The value is not that it “understood a concept,” but that it can reliably perform an action.
So I do not think of skills as accessories. I think of them as a way of teaching. Not magic, but method.
Being useful does not mean it should receive maximum permission
This is the part I find most important. OpenClaw’s security docs are unusually blunt: inbound DMs should be locked down; group replies should preferably require mentions;
links, attachments, and pasted instructions should be treated as hostile by default. More importantly, prompt injection is not limited to random outsiders.
It can enter through webpages, emails, documents, attachments, and logs that the agent reads.

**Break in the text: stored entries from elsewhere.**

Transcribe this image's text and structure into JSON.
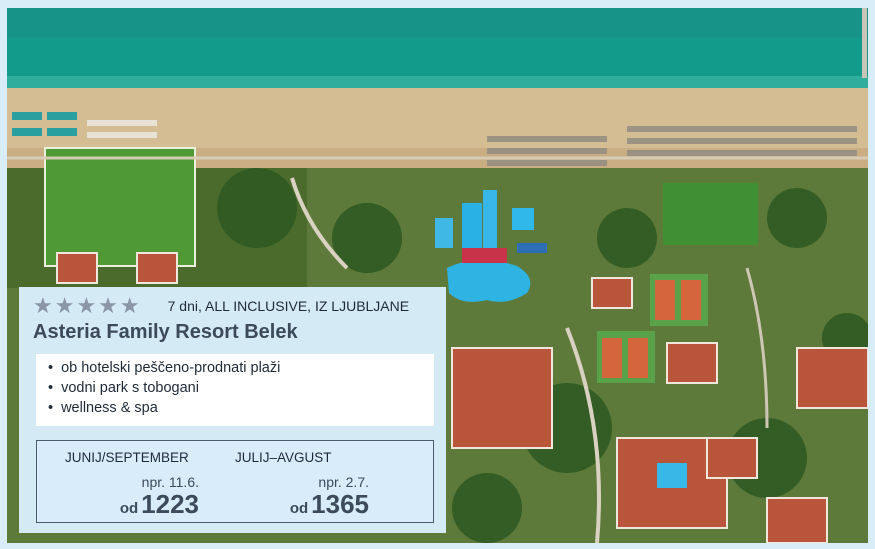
{
  "hotel": {
    "stars": "★★★★★",
    "trip_info": "7 dni, ALL INCLUSIVE, IZ LJUBLJANE",
    "name": "Asteria Family Resort Belek"
  },
  "features": [
    "ob hotelski peščeno-prodnati plaži",
    "vodni park s tobogani",
    "wellness & spa"
  ],
  "prices": [
    {
      "season": "JUNIJ/SEPTEMBER",
      "date": "npr. 11.6.",
      "prefix": "od",
      "amount": "1223"
    },
    {
      "season": "JULIJ–AVGUST",
      "date": "npr. 2.7.",
      "prefix": "od",
      "amount": "1365"
    }
  ],
  "colors": {
    "card_bg": "#daeefc",
    "title": "#3c4a5a",
    "stars": "#8a96a6",
    "sea": "#129a8a"
  }
}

This matters because the risk profile of an agent is not the same as the risk profile of a chatbot. A chatbot that answers badly is mostly an information problem.
An agent that can read files, run commands, and send messages can cause real operational damage: deleting things, leaking context, or triggering actions that should never have happened.
So mature usage is never “it works, therefore give it maximum privilege.” The correct approach is staged delegation:
let it read before it writes, suggest before it executes, handle reversible tasks before sensitive ones, and keep the most important credentials out of reach.
Intelligence amplifies efficiency, but it can also amplify accidents. Boundaries are not conservative. They are what make long-term use possible.
Why this kind of agent suddenly feels so hot
I think the answer is simple: it activates a very seductive imagination. Not just asking AI for help, but turning AI into someone who works for you.
That is a much more powerful idea than “better search” or “faster writing.”
Recent reporting captures this well. Semafor noted that AI agents are quickly taking off in China and that tools like OpenClaw are spreading beyond developer circles,
with around 1,000 people reportedly attending a free installation event in Shenzhen. At the same time, SCMP reported that banks, brokerages,
and regulators have become much more cautious because an agent of this kind needs unusually deep access to devices and workflows.
That combination explains the fascination. It is not just software. It is a new kind of working relationship:
something you train, complain about, praise when it performs, and watch closely because it may still create trouble.
So why do I increasingly think of this as managing a new teammate
To me, there are at least four layers here. First, do not treat it as magic. Treat it as an execution layer that requires management. Second, do not leave process in your own head.
Write preferences, memory, skills, and acceptance criteria into the environment. Third, growth requires feedback, not neglect. Fourth, even when it becomes useful,
it still requires oversight, because being able to act is not the same as being able to bear consequences.
This is also why I increasingly put OpenClaw and Codex inside the same question. They do different jobs. OpenClaw sits closer to messages, channels, and personal workflows.
Codex sits closer to repositories, tasks, and coding environments. But both of them push you toward the same managerial problem:
if you really had a tireless digital teammate who can take actions, call tools, and still make mistakes, do you actually know how to lead them?
To me, this is no longer just an efficiency question. It feels like one of the newest management questions of 2026.
Because what you are really managing is not the model itself, but context, process, permissions, feedback, and boundaries.